Ce n'est qu'aujourd'hui que je puis enfin vous remercier pour la « Légende de Lessing » que vous avez eu l'amabilité de m'envoyer. Je ne voulais pas me borner à vous en accuser réception, sans y ajouter quelque chose au sujet du livre lui-même, de son contenu. D'où ce retard.

Je commence par la fin, par l'appendice sur le matérialisme historique[1], où vous avez exposé l'essentiel à la perfection et d'une façon convaincante pour quiconque est sans parti pris. La seule objection que j'aie à faire, c'est que vous m'attribuez plus de mérites qu'il ne m'en revient, compte tenu même de ce que j'aurais trouvé tout seul, peut-être — avec le temps — si Marx dont le coup d'œil est plus rapide et l'horizon plus large, ne l'avait découvert bien auparavant. Quand on a eu la chance de travailler 40 ans avec un homme tel que Marx, on ne jouit généralement pas, du vivant de cet homme, du renom que l'on croit avoir mérité. Mais une fois que le grand homme est mort, il arrive souvent que le plus petit soit surestimé : c'est, me semble-t-il, mon cas actuellement ; l'histoire finira par tout mettre en ordre, mais d'ici-là j'aurai passé sans encombre dans l'autre monde et n'en saurai rien.

A part cela, il manque seulement un point qui, à vrai dire, n'a pas été assez mis en relief dans les écrits de Marx et les miens, ce qui fait que nous en portons tous la même responsabilité. A savoir, nous nous sommes d'abord attachés à déduire les représentations idéologiques — politiques, juridiques et autres — ainsi que les actions conditionnées par elles, des faits économiques qui sont à leur base, et nous avons eu raison. Mais en considérant le contenu, nous avons négligé la forme : la manière dont se constituent ces représentations, etc. C'est ce qui a fourni à nos adversaires l'occasion rêvée de se permettre des interprétations fausses et des altérations, dont Paul Barth est un exemple frappant.
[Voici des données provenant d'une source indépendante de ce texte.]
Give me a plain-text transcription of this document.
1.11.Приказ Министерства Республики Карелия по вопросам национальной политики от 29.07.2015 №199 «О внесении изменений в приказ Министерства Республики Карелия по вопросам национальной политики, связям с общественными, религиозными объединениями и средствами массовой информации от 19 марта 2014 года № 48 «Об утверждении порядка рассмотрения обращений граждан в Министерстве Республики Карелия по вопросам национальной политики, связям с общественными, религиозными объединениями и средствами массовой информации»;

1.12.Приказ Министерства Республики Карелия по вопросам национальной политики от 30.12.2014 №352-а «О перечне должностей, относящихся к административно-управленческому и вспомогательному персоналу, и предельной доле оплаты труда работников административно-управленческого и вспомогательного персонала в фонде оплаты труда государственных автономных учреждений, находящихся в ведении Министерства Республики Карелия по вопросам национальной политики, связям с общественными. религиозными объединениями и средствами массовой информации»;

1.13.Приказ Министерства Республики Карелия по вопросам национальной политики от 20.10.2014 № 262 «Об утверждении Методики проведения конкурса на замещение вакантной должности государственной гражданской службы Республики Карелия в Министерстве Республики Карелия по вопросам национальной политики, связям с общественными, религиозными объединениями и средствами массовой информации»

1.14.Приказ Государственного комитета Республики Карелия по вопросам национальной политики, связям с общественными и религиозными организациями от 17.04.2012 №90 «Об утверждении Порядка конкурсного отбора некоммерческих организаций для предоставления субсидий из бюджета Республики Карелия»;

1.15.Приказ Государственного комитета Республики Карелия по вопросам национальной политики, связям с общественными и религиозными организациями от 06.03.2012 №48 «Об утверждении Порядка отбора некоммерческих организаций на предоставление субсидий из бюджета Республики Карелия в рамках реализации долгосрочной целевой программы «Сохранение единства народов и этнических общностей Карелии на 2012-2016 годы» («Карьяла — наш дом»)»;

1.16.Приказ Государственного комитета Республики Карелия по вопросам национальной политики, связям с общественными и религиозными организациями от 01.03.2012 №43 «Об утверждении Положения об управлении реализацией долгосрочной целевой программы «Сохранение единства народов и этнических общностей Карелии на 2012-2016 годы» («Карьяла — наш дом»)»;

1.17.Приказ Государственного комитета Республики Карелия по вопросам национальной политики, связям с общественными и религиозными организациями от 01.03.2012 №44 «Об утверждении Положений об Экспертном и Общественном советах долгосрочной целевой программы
L'idéologie est un processus que le soi-disant penseur accomplit sans doute avec conscience, mais avec une conscience fausse. Les forces motrices véritables qui le mettent en mouvement lui restent inconnues, sinon ce ne serait point un processus idéologique. Aussi s'imagine-t-il des forces motrices fausses ou apparentes. Du fait que c'est un processus intellectuel, il en déduit et le contenu et la forme de la pensée pure, que ce soit de sa propre pensée ou de celle de ses prédécesseurs. Il a exclusivement affaire aux matériaux intellectuels ; sans y regarder de plus près, il considère que ces matériaux proviennent de la pensée et ne s'occupe pas de rechercher s'ils ont quelque autre origine plus lointaine et indépendante de la pensée. Cette façon de procéder est pour lui l'évidence même, car tout acte humain se réalisant par l'intermédiaire de la pensée lui apparaît en dernière instance fondé également sur la pensée.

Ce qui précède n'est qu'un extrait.